Wednesday, 30 May 2012 10:55
SEOUL: Five senior engineers were charged Wednesday with trying to cover up a potentially dangerous power failure at South Korea's oldest nuclear plant, prosecutors said.
The five, including a 55-year-old chief engineer at the Gori-1 reactor, were accused of violating a law on nuclear safety.
The reactor, built in 1978 near the southern city of Busan, briefly lost mains power on February 9 and the emergency generator failed to kick in. The power cut caused cooling water to stop circulating.
While the power was off for 12 minutes before resuming, officials said fuel rods did not start to overheat. And although the incident resulted in no radioactive leaks, it sparked an uproar over safety.

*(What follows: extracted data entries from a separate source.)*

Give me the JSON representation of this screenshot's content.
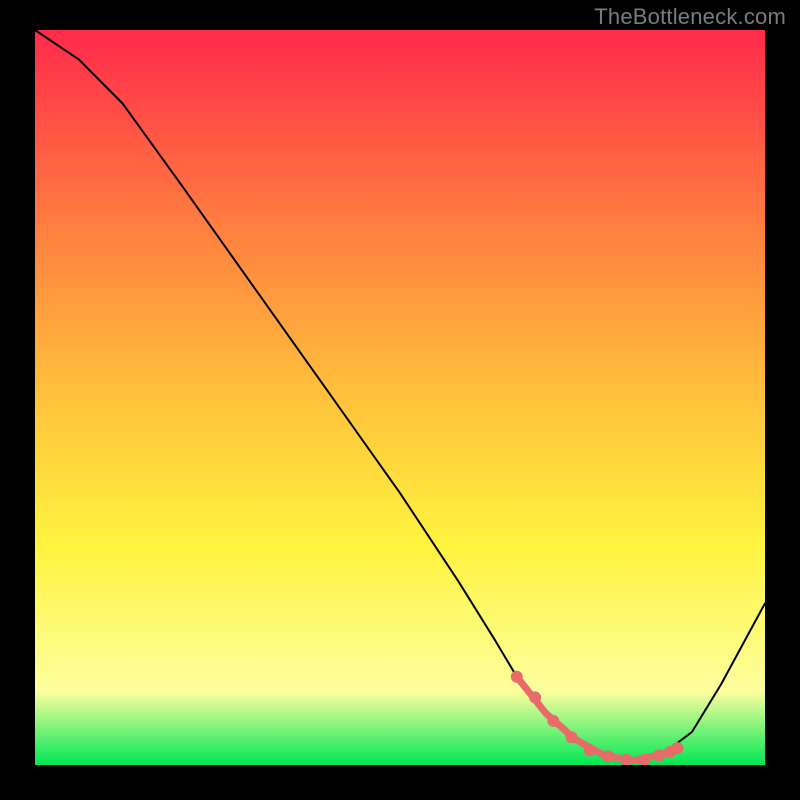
{
  "watermark": "TheBottleneck.com",
  "colors": {
    "bg": "#000000",
    "grad_top": "#ff2a4b",
    "grad_mid1": "#ff823f",
    "grad_mid2": "#ffc23c",
    "grad_mid3": "#fff33e",
    "grad_low": "#fdff9e",
    "grad_bottom": "#00e756",
    "curve": "#000000",
    "highlight": "#e86b6a"
  },
  "chart_data": {
    "type": "line",
    "title": "",
    "xlabel": "",
    "ylabel": "",
    "xlim": [
      0,
      100
    ],
    "ylim": [
      0,
      100
    ],
    "series": [
      {
        "name": "curve",
        "x": [
          0,
          6,
          12,
          20,
          30,
          40,
          50,
          58,
          63,
          66,
          70,
          74,
          78,
          82,
          86,
          90,
          94,
          100
        ],
        "values": [
          100,
          96,
          90,
          79,
          65,
          51,
          37,
          25,
          17,
          12,
          7,
          3.5,
          1.3,
          0.6,
          1.5,
          4.5,
          11,
          22
        ]
      },
      {
        "name": "highlight_segment",
        "x": [
          66,
          70,
          74,
          78,
          82,
          86,
          88
        ],
        "values": [
          12,
          7,
          3.5,
          1.3,
          0.6,
          1.5,
          2.3
        ]
      }
    ],
    "highlight_dots": {
      "x": [
        66,
        68.5,
        71,
        73.5,
        76,
        78.5,
        81,
        83.5,
        85.5,
        87.0,
        88.0
      ],
      "values": [
        12,
        9.2,
        6.0,
        3.8,
        2.0,
        1.2,
        0.7,
        0.7,
        1.3,
        1.8,
        2.3
      ]
    }
  }
}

Prosecutors said the engineers had agreed to cover up the incident because of expected punishment and public criticism.
They also accuse the five of failing to fix the generator for four days after the incident even though they were removing nuclear fuel at the time.
"Although there is no immediate meltdown at the reactor when the electricity supply is halted, there is the need for a generator in case of emergency," investigator Lee Joon-Seok told Yonhap news agency.
South Korea relies on 21 nuclear reactors to meet about 35 percent of its electricity needs.
The government has vowed to stick to the programme despite last year's nuclear disaster in Japan and scandals in the domestic industry.
In April the nuclear safety watchdog launched an investigation at Gori and another plant, after they were found to be using components developed by a local company but based on illegally obtained French technology.
Earlier this month a businessman was jailed for three years for supplying potentially defective parts to Gori.